How Much Time Should You Spend Editing Content?




  • July 17, 2016

    Your company creates a lot of content. Some are owned, some earned, some paid, and some a combination. In today’s online environment, there is often a high degree of editability, even for content not necessarily owned by the brand. But resources are always tight, so what content should get the most attention?


    Branded Content


    Branded content is literally about your brand or “from” it. It is content that clearly represents your brand. Branded content is any content authored by you and placed on a web property (site, social media, YouTube, etc.) that your brand controls. It is also content clearly authored or controlled by your brand that is placed on a third-party website.


    Pay Maximum Attention to Branded Content


    Branded content needs to be gone over with a fine-toothed comb. It must be carefully fact-checked, and edited for tone and content. The majority of editorial time should be spent making sure this content is right because when consumed it will represent you.


    Bottom line: Branded content is specifically about your brand or it exists on a branded property you control.


    Non-Branded Content


    Non-branded content is content that may mention your brand but is not specifically written about it. It may contain links that reference your web properties but does not appear to be authored by you. When you find third-party blogs linking to content within your site this is most often non-branded content. It may or may not mention your brand. In some cases, your brand name isn’t mentioned at all, but a link may exist from the page to a web page you control.


    Leave Non-Branded Content Alone (for the most part)

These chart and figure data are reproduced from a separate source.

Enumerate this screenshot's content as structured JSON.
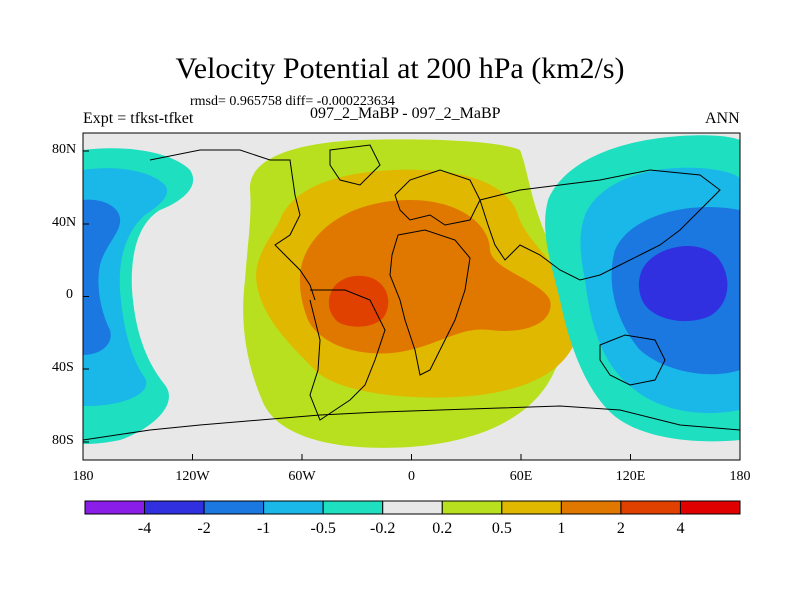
{
  "title": "Velocity Potential at 200 hPa (km2/s)",
  "stats_line": "rmsd= 0.965758 diff= -0.000223634",
  "expt_label": "Expt = tfkst-tfket",
  "case_label": "097_2_MaBP - 097_2_MaBP",
  "season_label": "ANN",
  "map": {
    "projection": "cylindrical-equidistant",
    "lon_range": [
      -180,
      180
    ],
    "lat_range": [
      -90,
      90
    ],
    "xticks": [
      "180",
      "120W",
      "60W",
      "0",
      "60E",
      "120E",
      "180"
    ],
    "yticks": [
      "80N",
      "40N",
      "0",
      "40S",
      "80S"
    ]
  },
  "colorbar": {
    "labels": [
      "-4",
      "-2",
      "-1",
      "-0.5",
      "-0.2",
      "0.2",
      "0.5",
      "1",
      "2",
      "4"
    ],
    "colors": [
      "#8a1ee8",
      "#3030e0",
      "#1a78e0",
      "#1ab8e8",
      "#1ee0c0",
      "#e8e8e8",
      "#b8e01e",
      "#e0b800",
      "#e07800",
      "#e04000",
      "#e00000"
    ]
  }
}
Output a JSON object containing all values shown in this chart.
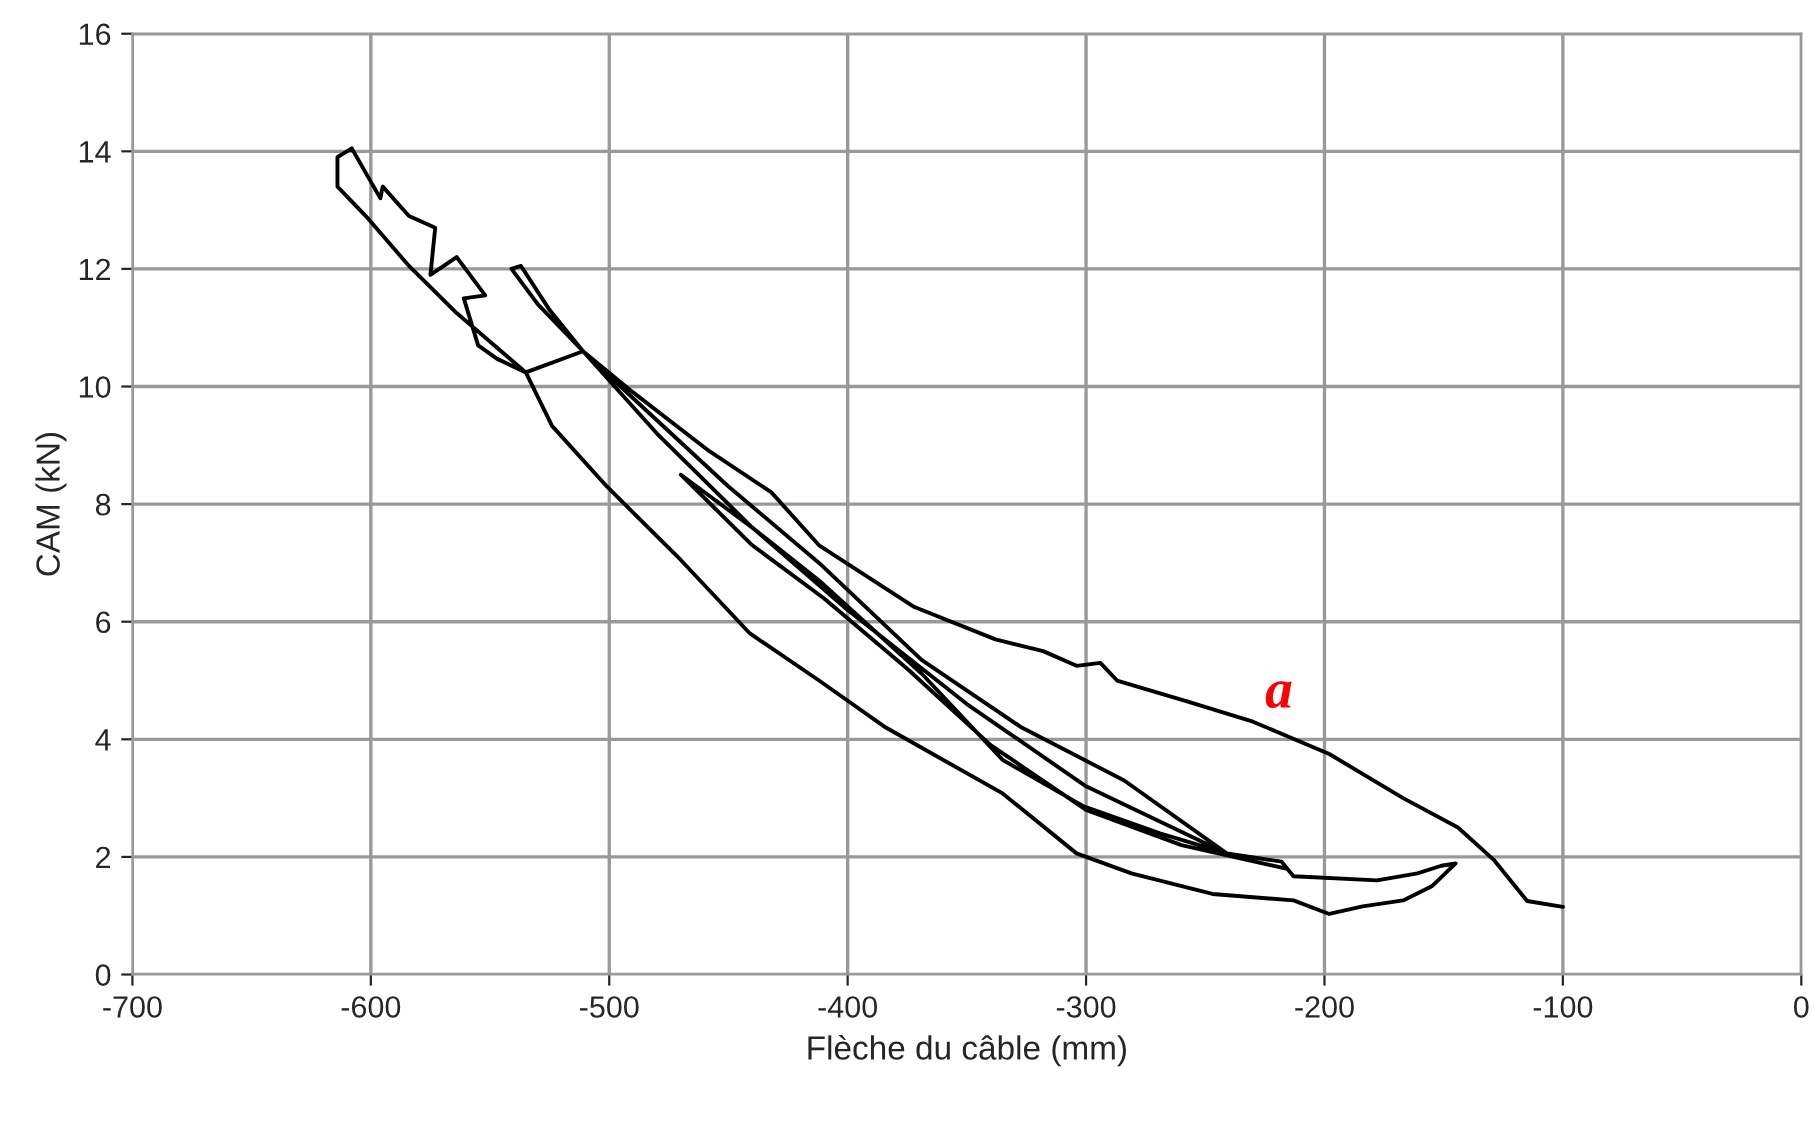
{
  "chart_data": {
    "type": "line",
    "xlabel": "Flèche du câble (mm)",
    "ylabel": "CAM (kN)",
    "x": [
      -100,
      -115,
      -129,
      -144,
      -167,
      -198,
      -230,
      -258,
      -287,
      -294,
      -304,
      -318,
      -338,
      -372,
      -412,
      -432,
      -458,
      -490,
      -511,
      -530,
      -541,
      -537,
      -525,
      -511,
      -535,
      -547,
      -555,
      -561,
      -552,
      -564,
      -575,
      -573,
      -584,
      -595,
      -596,
      -608,
      -614,
      -614,
      -601,
      -584,
      -564,
      -535,
      -524,
      -501,
      -470,
      -441,
      -412,
      -384,
      -335,
      -304,
      -281,
      -247,
      -213,
      -198,
      -184,
      -167,
      -155,
      -145,
      -151,
      -161,
      -178,
      -213,
      -215,
      -218,
      -241,
      -284,
      -327,
      -369,
      -412,
      -450,
      -490,
      -511,
      -480,
      -440,
      -412,
      -369,
      -335,
      -301,
      -269,
      -241,
      -300,
      -350,
      -400,
      -440,
      -470,
      -440,
      -410,
      -375,
      -340,
      -300,
      -260,
      -216
    ],
    "series": [
      {
        "color": "#000000",
        "values": [
          1.15,
          1.25,
          1.95,
          2.5,
          3.0,
          3.75,
          4.3,
          4.65,
          5.0,
          5.3,
          5.25,
          5.5,
          5.7,
          6.25,
          7.3,
          8.2,
          8.9,
          9.9,
          10.6,
          11.4,
          12.0,
          12.05,
          11.3,
          10.6,
          10.24,
          10.47,
          10.7,
          11.5,
          11.55,
          12.2,
          11.9,
          12.7,
          12.9,
          13.4,
          13.2,
          14.05,
          13.9,
          13.4,
          12.85,
          12.05,
          11.25,
          10.24,
          9.33,
          8.3,
          7.05,
          5.8,
          5.0,
          4.2,
          3.08,
          2.06,
          1.72,
          1.37,
          1.26,
          1.03,
          1.16,
          1.26,
          1.5,
          1.89,
          1.85,
          1.72,
          1.6,
          1.67,
          1.77,
          1.92,
          2.06,
          3.3,
          4.2,
          5.35,
          7.0,
          8.3,
          9.8,
          10.6,
          9.2,
          7.6,
          6.7,
          5.12,
          3.65,
          2.86,
          2.4,
          2.06,
          3.2,
          4.6,
          6.2,
          7.6,
          8.5,
          7.3,
          6.4,
          5.2,
          3.9,
          2.8,
          2.2,
          1.8
        ]
      }
    ],
    "xlim": [
      -700,
      0
    ],
    "xticks": [
      -700,
      -600,
      -500,
      -400,
      -300,
      -200,
      -100,
      0
    ],
    "ylim": [
      0,
      16
    ],
    "yticks": [
      0,
      2,
      4,
      6,
      8,
      10,
      12,
      14,
      16
    ],
    "grid": true,
    "legend": false,
    "annotations": [
      "a"
    ]
  }
}
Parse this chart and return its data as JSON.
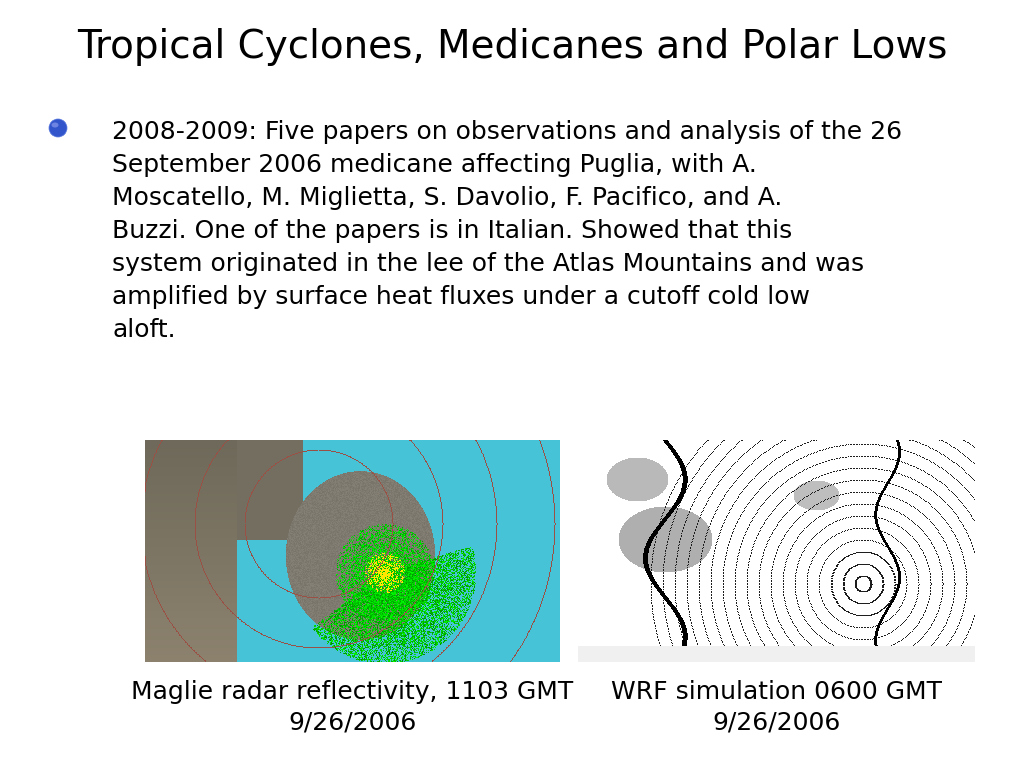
{
  "title": "Tropical Cyclones, Medicanes and Polar Lows",
  "title_fontsize": 28,
  "background_color": "#ffffff",
  "bullet_color": "#4466bb",
  "bullet_text_lines": [
    "2008-2009: Five papers on observations and analysis of the 26",
    "September 2006 medicane affecting Puglia, with A.",
    "Moscatello, M. Miglietta, S. Davolio, F. Pacifico, and A.",
    "Buzzi. One of the papers is in Italian. Showed that this",
    "system originated in the lee of the Atlas Mountains and was",
    "amplified by surface heat fluxes under a cutoff cold low",
    "aloft."
  ],
  "bullet_fontsize": 18,
  "caption1_line1": "Maglie radar reflectivity, 1103 GMT",
  "caption1_line2": "9/26/2006",
  "caption2_line1": "WRF simulation 0600 GMT",
  "caption2_line2": "9/26/2006",
  "caption_fontsize": 18
}
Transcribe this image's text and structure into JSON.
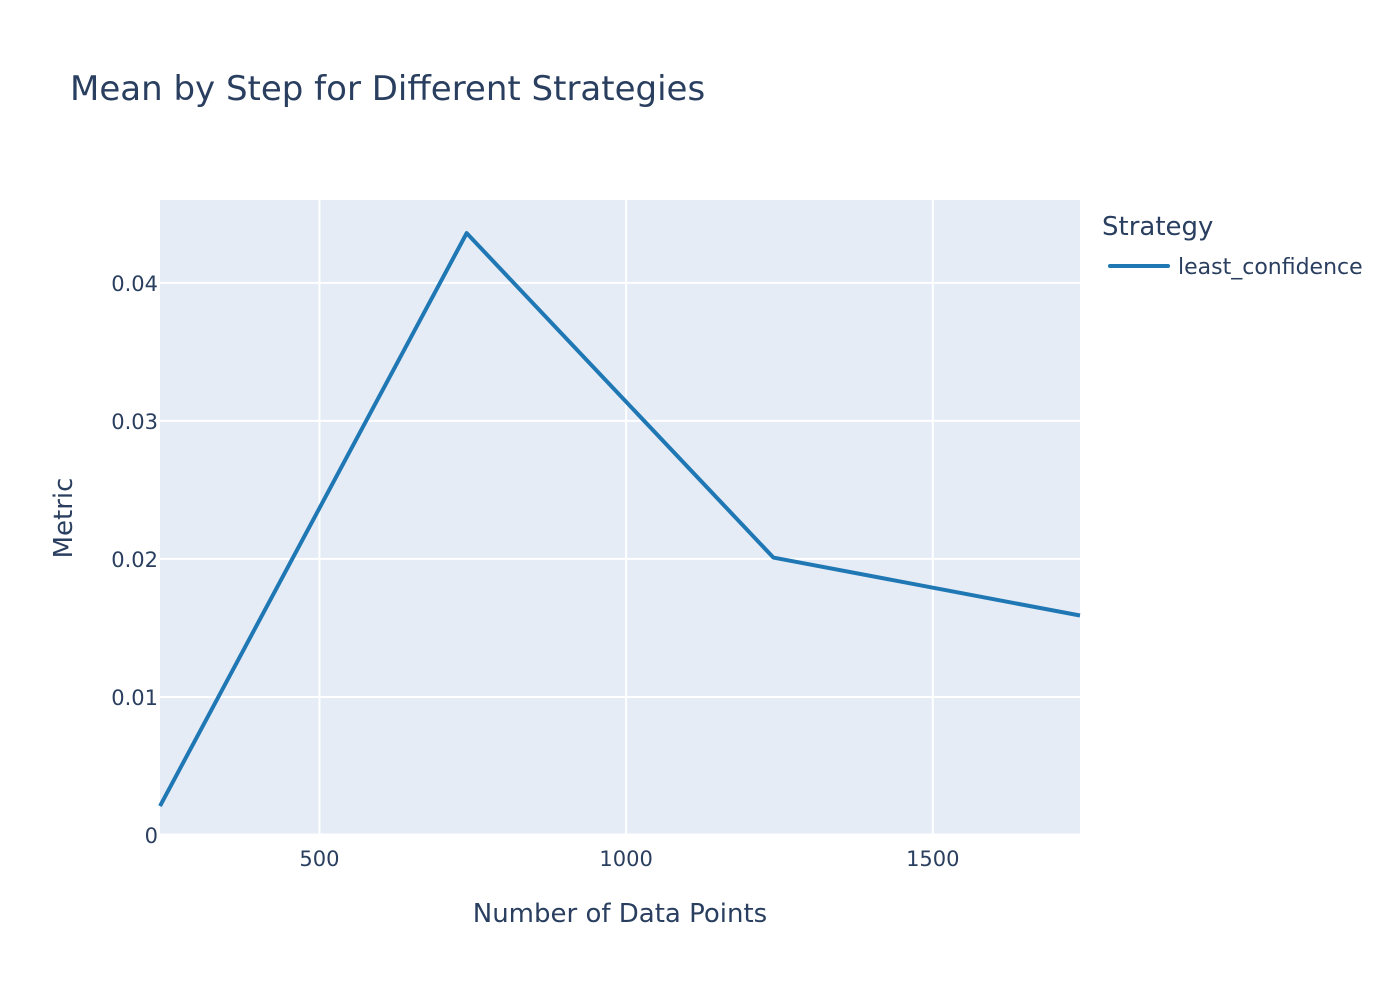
{
  "chart_data": {
    "type": "line",
    "title": "Mean by Step for Different Strategies",
    "xlabel": "Number of Data Points",
    "ylabel": "Metric",
    "xlim": [
      240,
      1740
    ],
    "ylim": [
      0,
      0.046
    ],
    "x_ticks": [
      500,
      1000,
      1500
    ],
    "x_tick_labels": [
      "500",
      "1000",
      "1500"
    ],
    "y_ticks": [
      0,
      0.01,
      0.02,
      0.03,
      0.04
    ],
    "y_tick_labels": [
      "0",
      "0.01",
      "0.02",
      "0.03",
      "0.04"
    ],
    "grid": true,
    "legend": {
      "title": "Strategy",
      "placement": "right"
    },
    "series": [
      {
        "name": "least_confidence",
        "color": "#1f77b4",
        "x": [
          240,
          740,
          1240,
          1740
        ],
        "y": [
          0.0021,
          0.0436,
          0.0201,
          0.0159
        ]
      }
    ],
    "plot_background": "#e5ecf6",
    "grid_color": "#ffffff"
  }
}
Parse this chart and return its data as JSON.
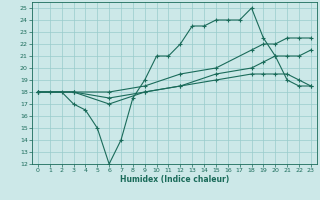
{
  "title": "",
  "xlabel": "Humidex (Indice chaleur)",
  "bg_color": "#cce8e8",
  "grid_color": "#99cccc",
  "line_color": "#1a6b5a",
  "xlim": [
    -0.5,
    23.5
  ],
  "ylim": [
    12,
    25.5
  ],
  "xticks": [
    0,
    1,
    2,
    3,
    4,
    5,
    6,
    7,
    8,
    9,
    10,
    11,
    12,
    13,
    14,
    15,
    16,
    17,
    18,
    19,
    20,
    21,
    22,
    23
  ],
  "yticks": [
    12,
    13,
    14,
    15,
    16,
    17,
    18,
    19,
    20,
    21,
    22,
    23,
    24,
    25
  ],
  "series": [
    {
      "x": [
        0,
        1,
        2,
        3,
        4,
        5,
        6,
        7,
        8,
        9,
        10,
        11,
        12,
        13,
        14,
        15,
        16,
        17,
        18,
        19,
        20,
        21,
        22,
        23
      ],
      "y": [
        18,
        18,
        18,
        17,
        16.5,
        15,
        12,
        14,
        17.5,
        19,
        21,
        21,
        22,
        23.5,
        23.5,
        24,
        24,
        24,
        25,
        22.5,
        21,
        19,
        18.5,
        18.5
      ]
    },
    {
      "x": [
        0,
        3,
        6,
        9,
        12,
        15,
        18,
        19,
        20,
        21,
        22,
        23
      ],
      "y": [
        18,
        18,
        18,
        18.5,
        19.5,
        20,
        21.5,
        22,
        22,
        22.5,
        22.5,
        22.5
      ]
    },
    {
      "x": [
        0,
        3,
        6,
        9,
        12,
        15,
        18,
        19,
        20,
        21,
        22,
        23
      ],
      "y": [
        18,
        18,
        17,
        18,
        18.5,
        19.5,
        20,
        20.5,
        21,
        21,
        21,
        21.5
      ]
    },
    {
      "x": [
        0,
        3,
        6,
        9,
        12,
        15,
        18,
        19,
        20,
        21,
        22,
        23
      ],
      "y": [
        18,
        18,
        17.5,
        18,
        18.5,
        19,
        19.5,
        19.5,
        19.5,
        19.5,
        19,
        18.5
      ]
    }
  ]
}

    Non-branded content is not normally something you would spend time editing. In most cases, you don’t get a choice because a third-party is the creator. In some cases, you may have knowledge of content being created about your brand or the mentions it, and may have a say in how the content is prepared. Unless something is very poorly communicated we advise clients to take a mostly hands-off approach. For most brands, the vast majority of content created is non-branded, and attempts to control it are not only resource intensive, but stifles the diversity of content and could lead to problems.


    Bottom line: Non-branded content is not specifically about your brand or authored by it.


    Artificial Intelligence Can Tell Who the Author Is


    What kind of problems? Today about 20% of search results are the result of artificial intelligence (AI) or machine learning (ML). Both AI and ML look for patterns, AI looks for both patterns and meaning. In many ways, AI can tell who authored content. It compares writing styles from billions of web pages and sees patterns. From those patterns, it can make a guess as to who authored it. If the same author shows up for too many published pieces.


    This is a common issue with link building firms. They use the same author to write all content. At Reputation X we don’t, we use a diverse group of writers and content creators to avoid this fate.


    Summary


    It is tempting to try to control as much content about our brand as possible. With content collaborations happening all the time we often have the option to extend control to third-parties, but that can be a mistake. Our advice is to spend maximum effort on content that is clearly about or by your brand and let third-party content compliment it in whatever fashion it will. It’s more organic that way, and shouldn’t raise red flags with search engines.